Xe has done the Lord's work with Anubis, but I'm not a fan in principle, for two reasons: 1. The bots will get smarter. It's an inevitable arms' race. 2. Specific to our hobby/concern/obsession, it demands more of users' browsers. I have people who prefer Floodgap because I don't enforce HTTPS and the site is still largely browseable by Netscape Navigator 3.0 (and by design, which I selected as an arbitrary cutoff, though older browsers like early Mosaic still somewhat work). You don't even need to provide it a Host: header. It will work with browsers that don't even understand charsets in a MIME type. I can't really ask those users to do a JavaScript proof-of-work. I've started putting high bandwidth items exclusively under Gopher and making the Gopher proxy extremely strict. This has the nice side effect of increasing, slowly, the installed base of Gopher clients. There are a few Gopher bots out there but they're usually single people, easily tracked down, and typically apologetic when they realize it went out of control. The AI bots do none of that, so I have no compunction about blackholing them in huge netblocks. If they were willing to work with sites, they wouldn't constantly toss out new IPs and user agents like germophobes and wet wipes. -- ------------------------------------ personal: http://www.cameronkaiser.com/ -- Cameron Kaiser * Floodgap Systems * www.floodgap.com * ckaiser(a)floodgap.com -- You only live twice. -------------------------------------------------------

Bill Degnan

9:51 a.m.

...

<snip> I've started putting high bandwidth items exclusively under Gopher and making the Gopher proxy extremely strict. This has the nice side effect of increasing, slowly, the installed base of Gopher clients. There are a few Gopher bots out there but they're usually single people, easily tracked down, and typically apologetic when they realize it went out of control. The AI bots do none of that, so I have no compunction about blackholing them in huge netblocks. If they were willing to work with sites, they wouldn't constantly toss out new IPs and user agents like germophobes and wet wipes.

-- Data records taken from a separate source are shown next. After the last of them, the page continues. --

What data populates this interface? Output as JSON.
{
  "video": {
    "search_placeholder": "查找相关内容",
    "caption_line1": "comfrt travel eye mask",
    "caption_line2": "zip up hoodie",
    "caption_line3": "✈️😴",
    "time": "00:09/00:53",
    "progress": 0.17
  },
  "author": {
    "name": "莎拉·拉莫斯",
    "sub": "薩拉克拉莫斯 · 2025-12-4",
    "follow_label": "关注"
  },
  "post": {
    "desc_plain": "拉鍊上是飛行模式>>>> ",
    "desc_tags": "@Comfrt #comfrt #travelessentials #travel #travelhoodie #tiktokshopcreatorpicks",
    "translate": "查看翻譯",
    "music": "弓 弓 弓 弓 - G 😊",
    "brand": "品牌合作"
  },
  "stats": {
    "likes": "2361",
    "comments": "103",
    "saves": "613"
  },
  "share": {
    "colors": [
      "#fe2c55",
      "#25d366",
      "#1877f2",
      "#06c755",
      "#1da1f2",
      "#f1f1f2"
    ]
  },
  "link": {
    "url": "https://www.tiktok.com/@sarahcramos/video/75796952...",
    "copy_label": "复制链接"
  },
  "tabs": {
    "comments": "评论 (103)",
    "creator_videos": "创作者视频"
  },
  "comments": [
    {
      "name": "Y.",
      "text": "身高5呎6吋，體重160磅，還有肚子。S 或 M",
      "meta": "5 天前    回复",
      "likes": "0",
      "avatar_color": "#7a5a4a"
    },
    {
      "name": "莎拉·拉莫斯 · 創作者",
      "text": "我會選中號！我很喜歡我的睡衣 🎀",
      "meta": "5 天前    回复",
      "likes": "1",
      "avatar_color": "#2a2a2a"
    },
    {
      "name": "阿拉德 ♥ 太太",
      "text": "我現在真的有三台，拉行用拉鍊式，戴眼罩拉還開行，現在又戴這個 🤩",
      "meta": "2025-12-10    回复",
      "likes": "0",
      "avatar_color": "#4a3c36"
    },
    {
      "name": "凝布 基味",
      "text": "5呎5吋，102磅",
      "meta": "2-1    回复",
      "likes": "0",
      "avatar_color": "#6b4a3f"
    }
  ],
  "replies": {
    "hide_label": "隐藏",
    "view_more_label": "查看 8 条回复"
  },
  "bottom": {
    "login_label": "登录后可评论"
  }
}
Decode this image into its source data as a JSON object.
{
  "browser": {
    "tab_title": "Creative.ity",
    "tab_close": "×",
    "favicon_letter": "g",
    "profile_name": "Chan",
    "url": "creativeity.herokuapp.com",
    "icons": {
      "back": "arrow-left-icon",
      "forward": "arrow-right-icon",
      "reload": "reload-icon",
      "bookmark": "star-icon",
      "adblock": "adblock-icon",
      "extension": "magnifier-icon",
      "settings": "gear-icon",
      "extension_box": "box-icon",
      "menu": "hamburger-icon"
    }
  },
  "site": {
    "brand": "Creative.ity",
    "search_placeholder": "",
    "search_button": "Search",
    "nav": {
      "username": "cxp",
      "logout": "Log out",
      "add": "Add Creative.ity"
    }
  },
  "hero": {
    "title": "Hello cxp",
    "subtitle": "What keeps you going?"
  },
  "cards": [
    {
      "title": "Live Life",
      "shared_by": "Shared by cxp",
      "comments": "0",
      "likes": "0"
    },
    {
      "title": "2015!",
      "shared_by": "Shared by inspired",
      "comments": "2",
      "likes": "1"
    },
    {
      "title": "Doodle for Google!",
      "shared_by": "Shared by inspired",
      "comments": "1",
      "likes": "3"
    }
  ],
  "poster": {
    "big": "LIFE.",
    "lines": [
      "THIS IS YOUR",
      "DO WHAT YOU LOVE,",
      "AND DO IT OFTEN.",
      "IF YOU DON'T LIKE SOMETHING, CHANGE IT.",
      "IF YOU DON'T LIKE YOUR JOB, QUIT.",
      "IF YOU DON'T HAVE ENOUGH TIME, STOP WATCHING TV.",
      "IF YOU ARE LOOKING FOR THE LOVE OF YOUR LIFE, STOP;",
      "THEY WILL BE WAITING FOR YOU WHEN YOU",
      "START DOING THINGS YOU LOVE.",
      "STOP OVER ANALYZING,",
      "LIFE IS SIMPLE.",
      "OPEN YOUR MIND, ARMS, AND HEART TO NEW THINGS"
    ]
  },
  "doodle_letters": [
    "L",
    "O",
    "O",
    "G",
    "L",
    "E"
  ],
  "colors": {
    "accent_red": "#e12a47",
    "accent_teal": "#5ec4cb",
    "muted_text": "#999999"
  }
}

that's an interesting approach for sure. although gopher is probably not a long-term solution, I suppose it does not matter as sooner or later the WWW will be regional webs, protected by corps, governments and netizens themselves. Parts of it will be AI swamps where seldom one ventures and returns unaffected

The Doctor

10:32 a.m.

On Wednesday, September 17th, 2025 at 10:01, Bill Degnan via cctalk <cctalk(a)classiccmp.org> wrote:

...

although gopher is probably not a long-term solution, I suppose it does not matter as sooner or later the WWW will be regional webs, protected by corps, governments and netizens themselves. Parts of it will be AI swamps where seldom one ventures and returns unaffected

I think you might be right. This (https://www.wired.com/story/geedge-networks-mass-censorship-leak/) has quite a few of us concerned. I know some folks who've basically null routed every network out there that has crawlers (from the Big G all the way down to LLM-scraper-as-a-service companies) so that you can only see anything if you're on a residential network. Some other folks went Tor hidden service-only with their stuff (which makes reading their RSS feeds tricky, to say the least). I don't know how this is going to shake out, but it's not going to be fun for anybody. The Doctor [412/724/301/703/415/510] WWW: https://drwho.virtadpt.net/ Get thee down. Be thou funky.

Paul Koning

9:59 a.m.

...

On Sep 17, 2025, at 10:38 AM, Doug McIntyre via cctalk <cctalk(a)classiccmp.org> wrote: On Wed, Sep 17, 2025 at 09:33:25AM -0400, Paul Koning via cctalk wrote:

So, you want to block the whole of the Internet, including every AI company that all ignore robots.txt?

Yes. paul

The Doctor

10:33 a.m.

On Wednesday, September 17th, 2025 at 10:07, Paul Koning via cctalk <cctalk(a)classiccmp.org> wrote:

...

So, you want to block the whole of the Internet, including every AI company that all ignore robots.txt?

Yes.

So you're just going to take your stuff down? I mean, that'll work but that seems like giving up. The Doctor [412/724/301/703/415/510] WWW: https://drwho.virtadpt.net/ Get thee down. Be thou funky.

Bill Degnan

8:29 a.m.

Paul In a perfect world yes. Here's a trick you guys can use... Generate a robots.txt and add a few pages not to crawl. Assuming bad bots will ignore, one of the "d onot crawl" pages will have a trigger that blocks the ip address of the session. You would need the ability to communicate the IP address of the offending bot to a process that does the blocking. There are various ways to do that. On Wed, Sep 17, 2025 at 9:46 AM Paul Koning via cctalk < cctalk(a)classiccmp.org> wrote:

...

On Sep 16, 2025, at 8:55 PM, Wayne S via cctalk <cctalk(a)classiccmp.org>

wrote:

They do not observe robots .txt Sent from my iPhone > On Sep 16, 2025, at 17:53, Wayne S <wayne.sudol(a)hotmail.com> wrote: > > I did notice the scraping. > I toyed with the idea of putting ludicrous text files up that a normal

user would not see and see which bot got them.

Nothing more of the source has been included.